Although lower degrees of effectiveness have been observed in the elderly and some high-risk subjects, this annual updating of the vaccine strains has been shown to be generally effective since 1987 except when mismatching occurs. If the virus drifts in nature after the choice of strains (in February for the Northern hemisphere), then the vaccine is not as efficient because of the specificity of the immune response. This situation called mismatch cannot always been avoided even with efficient international surveillance systems; between 1987 and 1997, 23 of the 30 recommended strains were similar to the circulating virus during the following winter. In 5 of the 10 seasons, a perfect match for all three strains was observed.
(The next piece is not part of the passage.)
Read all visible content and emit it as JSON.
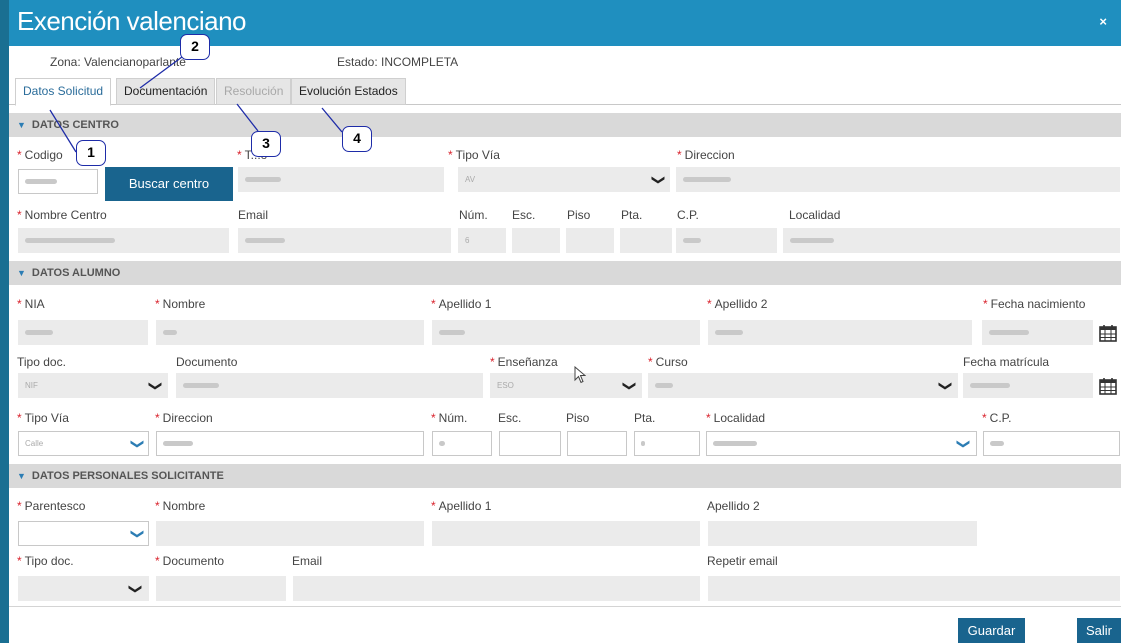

When a good match was not observed for one of the strains, the efficacy of the vaccine was reduced depending on the degree of mismatch.[22]
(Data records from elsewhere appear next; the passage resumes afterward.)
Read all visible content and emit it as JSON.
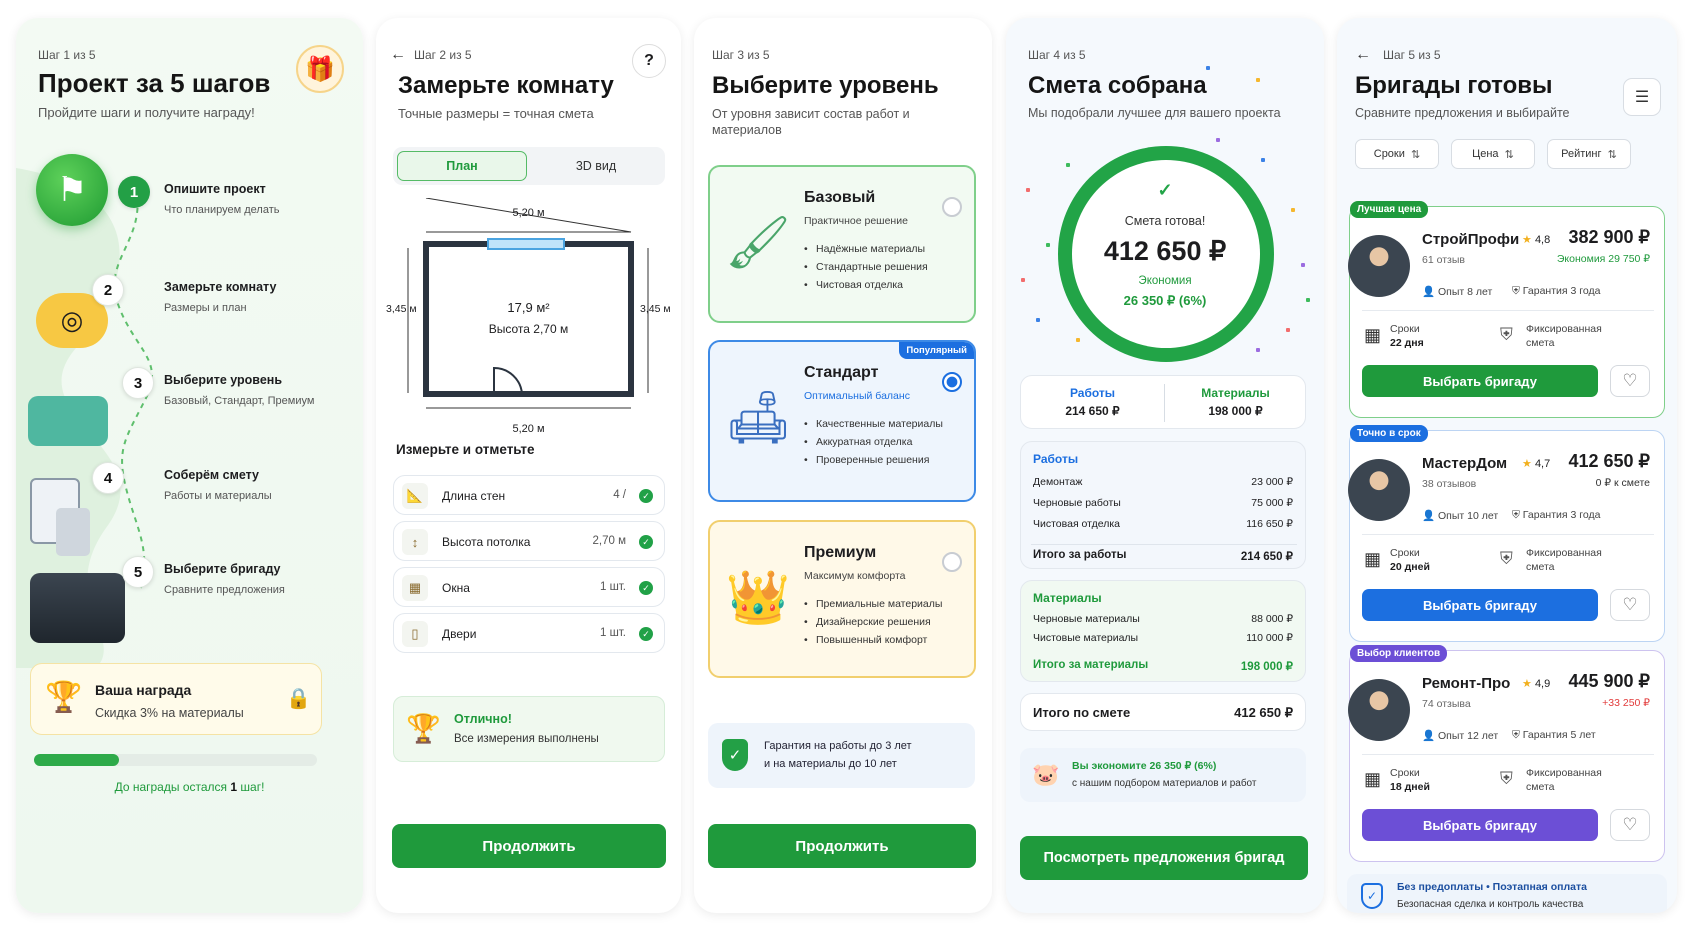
{
  "s1": {
    "step": "Шаг 1 из 5",
    "title": "Проект за 5 шагов",
    "subtitle": "Пройдите шаги и получите награду!",
    "steps": [
      {
        "num": "1",
        "title": "Опишите проект",
        "desc": "Что планируем делать"
      },
      {
        "num": "2",
        "title": "Замерьте комнату",
        "desc": "Размеры и план"
      },
      {
        "num": "3",
        "title": "Выберите уровень",
        "desc": "Базовый, Стандарт, Премиум"
      },
      {
        "num": "4",
        "title": "Соберём смету",
        "desc": "Работы и материалы"
      },
      {
        "num": "5",
        "title": "Выберите бригаду",
        "desc": "Сравните предложения"
      }
    ],
    "reward_title": "Ваша награда",
    "reward_desc": "Скидка 3% на материалы",
    "progress_pre": "До награды остался ",
    "progress_num": "1",
    "progress_post": " шаг!",
    "progress_fraction": 0.3
  },
  "s2": {
    "step": "Шаг 2 из 5",
    "title": "Замерьте комнату",
    "subtitle": "Точные размеры = точная смета",
    "help": "?",
    "tabs": [
      "План",
      "3D вид"
    ],
    "plan": {
      "width_top": "5,20 м",
      "width_bottom": "5,20 м",
      "height_left": "3,45 м",
      "height_right": "3,45 м",
      "area": "17,9 м²",
      "ceiling": "Высота 2,70 м"
    },
    "measure_title": "Измерьте и отметьте",
    "items": [
      {
        "label": "Длина стен",
        "value": "4 /"
      },
      {
        "label": "Высота потолка",
        "value": "2,70 м"
      },
      {
        "label": "Окна",
        "value": "1 шт."
      },
      {
        "label": "Двери",
        "value": "1 шт."
      }
    ],
    "success_title": "Отлично!",
    "success_desc": "Все измерения выполнены",
    "cta": "Продолжить"
  },
  "s3": {
    "step": "Шаг 3 из 5",
    "title": "Выберите уровень",
    "subtitle": "От уровня зависит состав работ и материалов",
    "levels": [
      {
        "name": "Базовый",
        "desc": "Практичное решение",
        "bullets": [
          "Надёжные материалы",
          "Стандартные решения",
          "Чистовая отделка"
        ]
      },
      {
        "name": "Стандарт",
        "desc": "Оптимальный баланс",
        "badge": "Популярный",
        "bullets": [
          "Качественные материалы",
          "Аккуратная отделка",
          "Проверенные решения"
        ]
      },
      {
        "name": "Премиум",
        "desc": "Максимум комфорта",
        "bullets": [
          "Премиальные материалы",
          "Дизайнерские решения",
          "Повышенный комфорт"
        ]
      }
    ],
    "guarantee_l1": "Гарантия на работы до 3 лет",
    "guarantee_l2": "и на материалы до 10 лет",
    "cta": "Продолжить"
  },
  "s4": {
    "step": "Шаг 4 из 5",
    "title": "Смета собрана",
    "subtitle": "Мы подобрали лучшее для вашего проекта",
    "ready": "Смета готова!",
    "total": "412 650 ₽",
    "savings_label": "Экономия",
    "savings": "26 350 ₽ (6%)",
    "works_label": "Работы",
    "works_sum": "214 650 ₽",
    "materials_label": "Материалы",
    "materials_sum": "198 000 ₽",
    "works_title": "Работы",
    "works": [
      [
        "Демонтаж",
        "23 000 ₽"
      ],
      [
        "Черновые работы",
        "75 000 ₽"
      ],
      [
        "Чистовая отделка",
        "116 650 ₽"
      ]
    ],
    "works_total_label": "Итого за работы",
    "works_total": "214 650 ₽",
    "mats_title": "Материалы",
    "mats": [
      [
        "Черновые материалы",
        "88 000 ₽"
      ],
      [
        "Чистовые материалы",
        "110 000 ₽"
      ]
    ],
    "mats_total_label": "Итого за материалы",
    "mats_total": "198 000 ₽",
    "grand_label": "Итого по смете",
    "grand": "412 650 ₽",
    "save_note_title": "Вы экономите 26 350 ₽ (6%)",
    "save_note_desc": "с нашим подбором материалов и работ",
    "cta": "Посмотреть предложения бригад"
  },
  "s5": {
    "step": "Шаг 5 из 5",
    "title": "Бригады готовы",
    "subtitle": "Сравните предложения и выбирайте",
    "sorts": [
      "Сроки",
      "Цена",
      "Рейтинг"
    ],
    "teams": [
      {
        "tag": "Лучшая цена",
        "name": "СтройПрофи",
        "rating": "4,8",
        "price": "382 900 ₽",
        "price_note": "Экономия 29 750 ₽",
        "reviews": "61 отзыв",
        "exp": "Опыт 8 лет",
        "warranty": "Гарантия 3 года",
        "term_label": "Сроки",
        "term": "22 дня",
        "fixed": "Фиксированная",
        "fixed2": "смета",
        "cta": "Выбрать бригаду",
        "color": "#1f9a3c"
      },
      {
        "tag": "Точно в срок",
        "name": "МастерДом",
        "rating": "4,7",
        "price": "412 650 ₽",
        "price_note": "0 ₽ к смете",
        "reviews": "38 отзывов",
        "exp": "Опыт 10 лет",
        "warranty": "Гарантия 3 года",
        "term_label": "Сроки",
        "term": "20 дней",
        "fixed": "Фиксированная",
        "fixed2": "смета",
        "cta": "Выбрать бригаду",
        "color": "#1c6fe0"
      },
      {
        "tag": "Выбор клиентов",
        "name": "Ремонт-Про",
        "rating": "4,9",
        "price": "445 900 ₽",
        "price_note": "+33 250 ₽",
        "reviews": "74 отзыва",
        "exp": "Опыт 12 лет",
        "warranty": "Гарантия 5 лет",
        "term_label": "Сроки",
        "term": "18 дней",
        "fixed": "Фиксированная",
        "fixed2": "смета",
        "cta": "Выбрать бригаду",
        "color": "#6c4fd6"
      }
    ],
    "footer_title": "Без предоплаты • Поэтапная оплата",
    "footer_desc": "Безопасная сделка и контроль качества"
  },
  "colors": {
    "green": "#1f9a3c",
    "blue": "#1c6fe0",
    "purple": "#6c4fd6",
    "red": "#e23b3b"
  }
}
Since 1973, WHO has issued recommendations for the composition of influenza vaccines based on the results of surveillance systems, and these recommendations are always followed by the manufacturers. Since 1999, there are two sets of recommendations every year, one for the northern hemisphere in February and the other for the southern hemisphere in September; these recommendations are issued sufficiently early to allow timely production of vaccine conform with the recommendations (Figure 2).[23] The evaluation of risks for persistence and dissemination of new strains is based on a careful analysis of epidemiological data; antigenic identification of strains, pathogenic potential and transmissibility. The selection process is highly coordinated and involves continual year-round integration of viral data and epidemiological information from the six WHO Collaborating Centers (WHOCCs: Atlanta, Beijing, London, Melbourne, Memphis, Tokyo), through antigenic and genetic characterization of viruses as part of the process of selecting suitable candidate vaccine viruses. The preparation of suitable reassortants and corresponding reagents for vaccine standardization is the responsibility of the WHO Essential Regulatory Laboratories.[24] The WHO recommendations for the composition of the trivalent inactivated influenza vaccine for the northern hemisphere from 2000 to 2013 are summarized in Figure 3. A mathematical model has recently been developed to map the antigenic variations and to have a better understanding of the direction of the drift.[25]

Figure 2.

Summary of the annual process of development, manufacturing and distribution of influenza vaccines in the northern hemisphere.
Data taken from [23].

Figure 3.

WHO global vaccine recommendations from 2000–2001 to 2012–2013 for the northern hemisphere.